Job Search is Tough for Upcoming Graduates Entering the Professional Radio Business

Rowan University senior Landon Jones did all the right things while in college to give him experience in his dream field, the radio industry. He has been an active member of Rowan Radio for a few years, and he also completed a summer internship at New Jersey radio station, 100.1 WJRZ. Yet, like many other students struggling to get their “foot in the door”, he is set to graduate college at the end of December without a job.

“The biggest difficulty is that there are so many people trying to get a job in this industry but there aren’t enough places to work,” he says, “Basically, there are tons of people in the swimming pool, but the pool isn’t big enough to hold all of them.”

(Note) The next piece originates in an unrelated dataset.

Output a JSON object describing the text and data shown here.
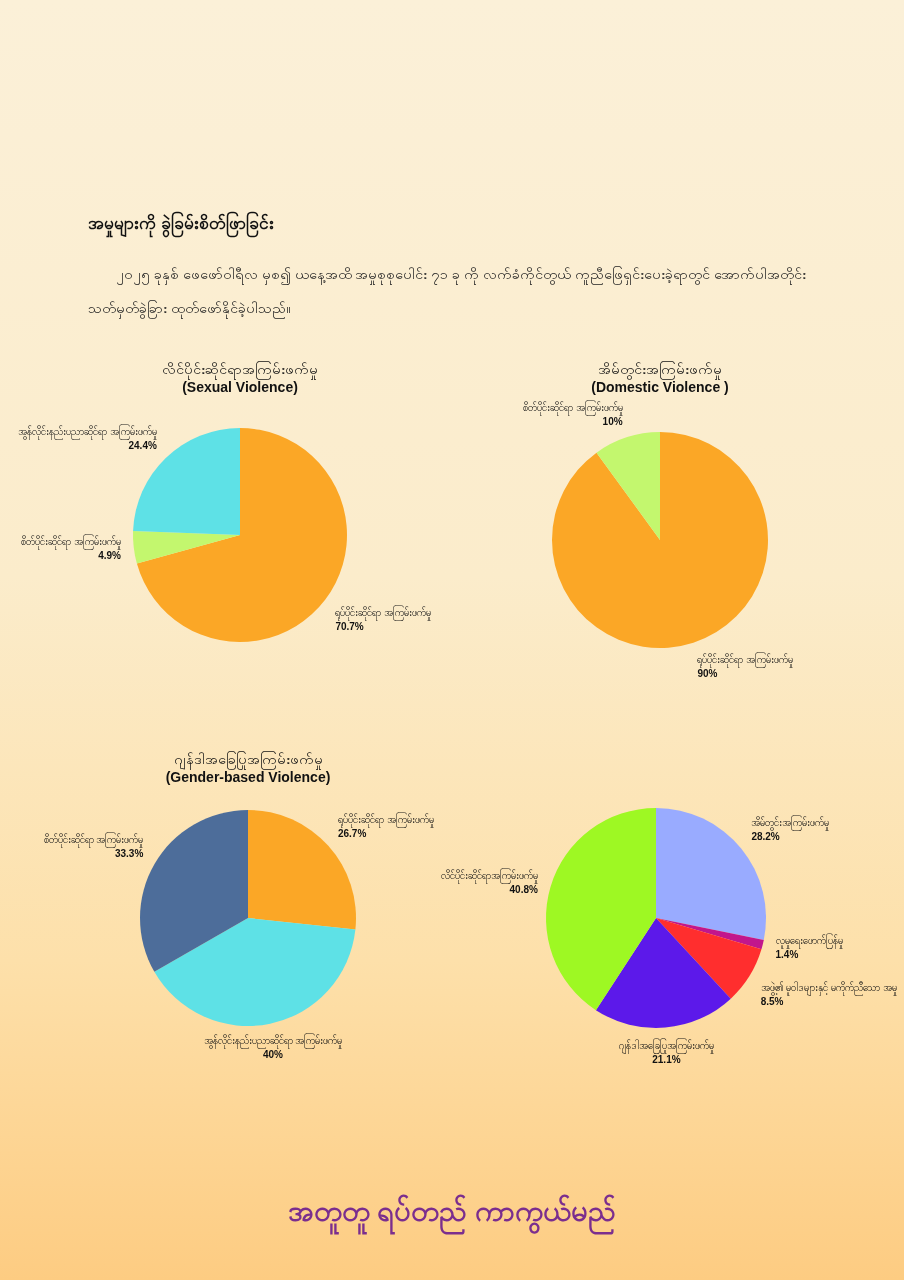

A huge part of the problem is that the Federal Communications Commission (FCC) limits the airwaves, meaning no frequencies can be added or dropped. No new stations will ever be created or built, which in turn causes so many aspiring radio professionals to become discouraged that they will ever make it in the business.

However, it is important to always stay determined even when times are tough. “Do not stop applying,” advises Rowan Radio Interim Station Manager, Derek Jones, “Students, especially recent college graduates, get very discouraged when they don’t get the job that they want. You just have to keep going at it, whether it takes one month or two years.”

This same mindset also applies when trying to land the perfect internship. While an internship may not always guarantee you a job, getting paid or unpaid work experience while still in college can help sharpen your professional skills and give you a leg up on the competition. “I know for me, it opened up so many more doors and the networking side of it is phenomenal,” says Landon Jones.

Luckily, one aspect of radio that is becoming more significant and creating thousands of jobs is multimedia. Media research company BIA/Kelsey even predicts that by 2017, radio’s online revenue growth will reach nearly one billion dollars. “The internet has completely exploded at this point in time,” Derek Jones says, “There are more nontraditional jobs out there now than just basic radio/TV/film stuff, with web design, web content, and online media becoming a massive part of the industry.”

Photo Credit: BIA/Kelsey

Although the business itself might be changing, the only way to get that big break remains the same: it’s all about who know you know. “It’s a small world in radio,” says Landon Jones, “Everyone knows each other amongst companies and separate stations.”

For being as difficult as it is to work in radio, Landon Jones doesn’t forget about what’s most important when choosing a career path, “A lot of people ask if radio pays a lot. It doesn’t,” he says, “It certainly isn’t this glamorous lifestyle as some people make it out to be. But, I’d much rather go to work happy and doing something I love rather than doing something I hate.” His is the kind of optimism one must have to make it in this business.